I have a master page, with a help link in the top menu. This link should contain the a dynamic bookmark from the current page, so that the user scrolls to the help for the page he is currently seeing.

<a href="help.aspx#[NameOfCurentPage]">Help</a>

How would you implement this?

+1  A: 

i haven't written a line of c# in over three months but you could hook up an event in the masterpage (OnLoad) and set the link from there. See what's in the ContentPlaceholder that's your main page and get it's type or name, then apply it to the link.

Kris
+1  A: 

I would use "Request.PhysicalPath" to get the physical path that was requested, then within your help HMTL you can denote the sections by what page they are about.

You might go as far as to use:

Path.GetFileName(Request.PhysicalPath).ToUpper()

to normalize the data. Using the PhysicalPath would allow you to have all logic in the master page; which would eliminate the need to write code in all content pages. Just my preference.

JPrescottSanders
Thats nice (tho i'd opt for ToLower()), but it doesn't give you access to the Page or it's properties etc. just a filename that's highly likely the same as the classname (would be plenty in 99.99% of all cases probably)
Kris
I don't think you need any access to the page's properties, what I like about his is you would write the logic in the master page, and then any pages that used that master would get this functionality. You wouldn't have to put logic in every content page.
JPrescottSanders
+3  A: 

Another thing you could do is reference the master page through the content page itself.

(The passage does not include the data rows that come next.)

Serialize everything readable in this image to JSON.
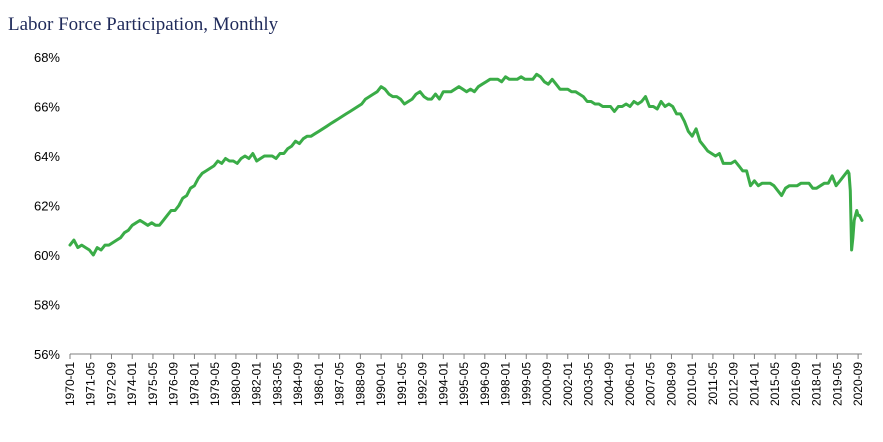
{
  "chart_data": {
    "type": "line",
    "title": "Labor Force Participation, Monthly",
    "xlabel": "",
    "ylabel": "",
    "ylim": [
      56,
      68
    ],
    "yticks": [
      56,
      58,
      60,
      62,
      64,
      66,
      68
    ],
    "ytick_labels": [
      "56%",
      "58%",
      "60%",
      "62%",
      "64%",
      "66%",
      "68%"
    ],
    "grid": false,
    "legend": "none",
    "line_color": "#3aac47",
    "x_start": "1970-01",
    "x_end": "2020-12",
    "xtick_labels": [
      "1970-01",
      "1971-05",
      "1972-09",
      "1974-01",
      "1975-05",
      "1976-09",
      "1978-01",
      "1979-05",
      "1980-09",
      "1982-01",
      "1983-05",
      "1984-09",
      "1986-01",
      "1987-05",
      "1988-09",
      "1990-01",
      "1991-05",
      "1992-09",
      "1994-01",
      "1995-05",
      "1996-09",
      "1998-01",
      "1999-05",
      "2000-09",
      "2002-01",
      "2003-05",
      "2004-09",
      "2006-01",
      "2007-05",
      "2008-09",
      "2010-01",
      "2011-05",
      "2012-09",
      "2014-01",
      "2015-05",
      "2016-09",
      "2018-01",
      "2019-05",
      "2020-09"
    ],
    "series": [
      {
        "values": [
          [
            "1970-01",
            60.4
          ],
          [
            "1970-04",
            60.6
          ],
          [
            "1970-07",
            60.3
          ],
          [
            "1970-10",
            60.4
          ],
          [
            "1971-01",
            60.3
          ],
          [
            "1971-04",
            60.2
          ],
          [
            "1971-07",
            60.0
          ],
          [
            "1971-10",
            60.3
          ],
          [
            "1972-01",
            60.2
          ],
          [
            "1972-04",
            60.4
          ],
          [
            "1972-07",
            60.4
          ],
          [
            "1972-10",
            60.5
          ],
          [
            "1973-01",
            60.6
          ],
          [
            "1973-04",
            60.7
          ],
          [
            "1973-07",
            60.9
          ],
          [
            "1973-10",
            61.0
          ],
          [
            "1974-01",
            61.2
          ],
          [
            "1974-04",
            61.3
          ],
          [
            "1974-07",
            61.4
          ],
          [
            "1974-10",
            61.3
          ],
          [
            "1975-01",
            61.2
          ],
          [
            "1975-04",
            61.3
          ],
          [
            "1975-07",
            61.2
          ],
          [
            "1975-10",
            61.2
          ],
          [
            "1976-01",
            61.4
          ],
          [
            "1976-04",
            61.6
          ],
          [
            "1976-07",
            61.8
          ],
          [
            "1976-10",
            61.8
          ],
          [
            "1977-01",
            62.0
          ],
          [
            "1977-04",
            62.3
          ],
          [
            "1977-07",
            62.4
          ],
          [
            "1977-10",
            62.7
          ],
          [
            "1978-01",
            62.8
          ],
          [
            "1978-04",
            63.1
          ],
          [
            "1978-07",
            63.3
          ],
          [
            "1978-10",
            63.4
          ],
          [
            "1979-01",
            63.5
          ],
          [
            "1979-04",
            63.6
          ],
          [
            "1979-07",
            63.8
          ],
          [
            "1979-10",
            63.7
          ],
          [
            "1980-01",
            63.9
          ],
          [
            "1980-04",
            63.8
          ],
          [
            "1980-07",
            63.8
          ],
          [
            "1980-10",
            63.7
          ],
          [
            "1981-01",
            63.9
          ],
          [
            "1981-04",
            64.0
          ],
          [
            "1981-07",
            63.9
          ],
          [
            "1981-10",
            64.1
          ],
          [
            "1982-01",
            63.8
          ],
          [
            "1982-04",
            63.9
          ],
          [
            "1982-07",
            64.0
          ],
          [
            "1982-10",
            64.0
          ],
          [
            "1983-01",
            64.0
          ],
          [
            "1983-04",
            63.9
          ],
          [
            "1983-07",
            64.1
          ],
          [
            "1983-10",
            64.1
          ],
          [
            "1984-01",
            64.3
          ],
          [
            "1984-04",
            64.4
          ],
          [
            "1984-07",
            64.6
          ],
          [
            "1984-10",
            64.5
          ],
          [
            "1985-01",
            64.7
          ],
          [
            "1985-04",
            64.8
          ],
          [
            "1985-07",
            64.8
          ],
          [
            "1985-10",
            64.9
          ],
          [
            "1986-01",
            65.0
          ],
          [
            "1986-04",
            65.1
          ],
          [
            "1986-07",
            65.2
          ],
          [
            "1986-10",
            65.3
          ],
          [
            "1987-01",
            65.4
          ],
          [
            "1987-04",
            65.5
          ],
          [
            "1987-07",
            65.6
          ],
          [
            "1987-10",
            65.7
          ],
          [
            "1988-01",
            65.8
          ],
          [
            "1988-04",
            65.9
          ],
          [
            "1988-07",
            66.0
          ],
          [
            "1988-10",
            66.1
          ],
          [
            "1989-01",
            66.3
          ],
          [
            "1989-04",
            66.4
          ],
          [
            "1989-07",
            66.5
          ],
          [
            "1989-10",
            66.6
          ],
          [
            "1990-01",
            66.8
          ],
          [
            "1990-04",
            66.7
          ],
          [
            "1990-07",
            66.5
          ],
          [
            "1990-10",
            66.4
          ],
          [
            "1991-01",
            66.4
          ],
          [
            "1991-04",
            66.3
          ],
          [
            "1991-07",
            66.1
          ],
          [
            "1991-10",
            66.2
          ],
          [
            "1992-01",
            66.3
          ],
          [
            "1992-04",
            66.5
          ],
          [
            "1992-07",
            66.6
          ],
          [
            "1992-10",
            66.4
          ],
          [
            "1993-01",
            66.3
          ],
          [
            "1993-04",
            66.3
          ],
          [
            "1993-07",
            66.5
          ],
          [
            "1993-10",
            66.3
          ],
          [
            "1994-01",
            66.6
          ],
          [
            "1994-04",
            66.6
          ],
          [
            "1994-07",
            66.6
          ],
          [
            "1994-10",
            66.7
          ],
          [
            "1995-01",
            66.8
          ],
          [
            "1995-04",
            66.7
          ],
          [
            "1995-07",
            66.6
          ],
          [
            "1995-10",
            66.7
          ],
          [
            "1996-01",
            66.6
          ],
          [
            "1996-04",
            66.8
          ],
          [
            "1996-07",
            66.9
          ],
          [
            "1996-10",
            67.0
          ],
          [
            "1997-01",
            67.1
          ],
          [
            "1997-04",
            67.1
          ],
          [
            "1997-07",
            67.1
          ],
          [
            "1997-10",
            67.0
          ],
          [
            "1998-01",
            67.2
          ],
          [
            "1998-04",
            67.1
          ],
          [
            "1998-07",
            67.1
          ],
          [
            "1998-10",
            67.1
          ],
          [
            "1999-01",
            67.2
          ],
          [
            "1999-04",
            67.1
          ],
          [
            "1999-07",
            67.1
          ],
          [
            "1999-10",
            67.1
          ],
          [
            "2000-01",
            67.3
          ],
          [
            "2000-04",
            67.2
          ],
          [
            "2000-07",
            67.0
          ],
          [
            "2000-10",
            66.9
          ],
          [
            "2001-01",
            67.1
          ],
          [
            "2001-04",
            66.9
          ],
          [
            "2001-07",
            66.7
          ],
          [
            "2001-10",
            66.7
          ],
          [
            "2002-01",
            66.7
          ],
          [
            "2002-04",
            66.6
          ],
          [
            "2002-07",
            66.6
          ],
          [
            "2002-10",
            66.5
          ],
          [
            "2003-01",
            66.4
          ],
          [
            "2003-04",
            66.2
          ],
          [
            "2003-07",
            66.2
          ],
          [
            "2003-10",
            66.1
          ],
          [
            "2004-01",
            66.1
          ],
          [
            "2004-04",
            66.0
          ],
          [
            "2004-07",
            66.0
          ],
          [
            "2004-10",
            66.0
          ],
          [
            "2005-01",
            65.8
          ],
          [
            "2005-04",
            66.0
          ],
          [
            "2005-07",
            66.0
          ],
          [
            "2005-10",
            66.1
          ],
          [
            "2006-01",
            66.0
          ],
          [
            "2006-04",
            66.2
          ],
          [
            "2006-07",
            66.1
          ],
          [
            "2006-10",
            66.2
          ],
          [
            "2007-01",
            66.4
          ],
          [
            "2007-04",
            66.0
          ],
          [
            "2007-07",
            66.0
          ],
          [
            "2007-10",
            65.9
          ],
          [
            "2008-01",
            66.2
          ],
          [
            "2008-04",
            66.0
          ],
          [
            "2008-07",
            66.1
          ],
          [
            "2008-10",
            66.0
          ],
          [
            "2009-01",
            65.7
          ],
          [
            "2009-04",
            65.7
          ],
          [
            "2009-07",
            65.4
          ],
          [
            "2009-10",
            65.0
          ],
          [
            "2010-01",
            64.8
          ],
          [
            "2010-04",
            65.1
          ],
          [
            "2010-07",
            64.6
          ],
          [
            "2010-10",
            64.4
          ],
          [
            "2011-01",
            64.2
          ],
          [
            "2011-04",
            64.1
          ],
          [
            "2011-07",
            64.0
          ],
          [
            "2011-10",
            64.1
          ],
          [
            "2012-01",
            63.7
          ],
          [
            "2012-04",
            63.7
          ],
          [
            "2012-07",
            63.7
          ],
          [
            "2012-10",
            63.8
          ],
          [
            "2013-01",
            63.6
          ],
          [
            "2013-04",
            63.4
          ],
          [
            "2013-07",
            63.4
          ],
          [
            "2013-10",
            62.8
          ],
          [
            "2014-01",
            63.0
          ],
          [
            "2014-04",
            62.8
          ],
          [
            "2014-07",
            62.9
          ],
          [
            "2014-10",
            62.9
          ],
          [
            "2015-01",
            62.9
          ],
          [
            "2015-04",
            62.8
          ],
          [
            "2015-07",
            62.6
          ],
          [
            "2015-10",
            62.4
          ],
          [
            "2016-01",
            62.7
          ],
          [
            "2016-04",
            62.8
          ],
          [
            "2016-07",
            62.8
          ],
          [
            "2016-10",
            62.8
          ],
          [
            "2017-01",
            62.9
          ],
          [
            "2017-04",
            62.9
          ],
          [
            "2017-07",
            62.9
          ],
          [
            "2017-10",
            62.7
          ],
          [
            "2018-01",
            62.7
          ],
          [
            "2018-04",
            62.8
          ],
          [
            "2018-07",
            62.9
          ],
          [
            "2018-10",
            62.9
          ],
          [
            "2019-01",
            63.2
          ],
          [
            "2019-04",
            62.8
          ],
          [
            "2019-07",
            63.0
          ],
          [
            "2019-10",
            63.2
          ],
          [
            "2020-01",
            63.4
          ],
          [
            "2020-02",
            63.3
          ],
          [
            "2020-03",
            62.6
          ],
          [
            "2020-04",
            60.2
          ],
          [
            "2020-05",
            60.7
          ],
          [
            "2020-06",
            61.4
          ],
          [
            "2020-07",
            61.6
          ],
          [
            "2020-08",
            61.8
          ],
          [
            "2020-09",
            61.6
          ],
          [
            "2020-10",
            61.6
          ],
          [
            "2020-11",
            61.5
          ],
          [
            "2020-12",
            61.4
          ]
        ]
      }
    ]
  }
}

To make it easier on myself, I create a publicly accessible method in the master page itself:

Public Sub SetNavigationPage(ByVal LinkName As String)
   DirectCast(Me.FindControl(MenuName), HyperLink).NavigateUrl = "help.aspx#" & LinkName
End Sub

Then in the content page, I get a reference to the master page through the following...

Dim myMaster As MasterPageClass = DirectCast(Me.Master, MasterPageClass)
myMaster.SetNavigationPage("CurrentPage")
Dillie-O
My only issue with this solution is it would require you to put boiler plate code in every content page. I would perfer a solution that could be written entirely in the master page.
JPrescottSanders
Nice... while i agree with JPrescottSanders that this might require a lot code, you just saved my day on another task. 1 point for that ;-)
Thomas Jespersen
+1  A: 

Put

<a href="help.aspx#<%= Path.GetFileName(this.Page.Request.FilePath) %>">Help</a>

into the MasterPage, and then anchors on the help page in the format of:

<a name="page1.aspx" />Blah, blah
<a name="page2.aspx" />Blah, blah

If you repeat page names in subfolders, eg., Sub1/page1.aspx and Sub2/page1.aspx - you'll have to be slightly more clever.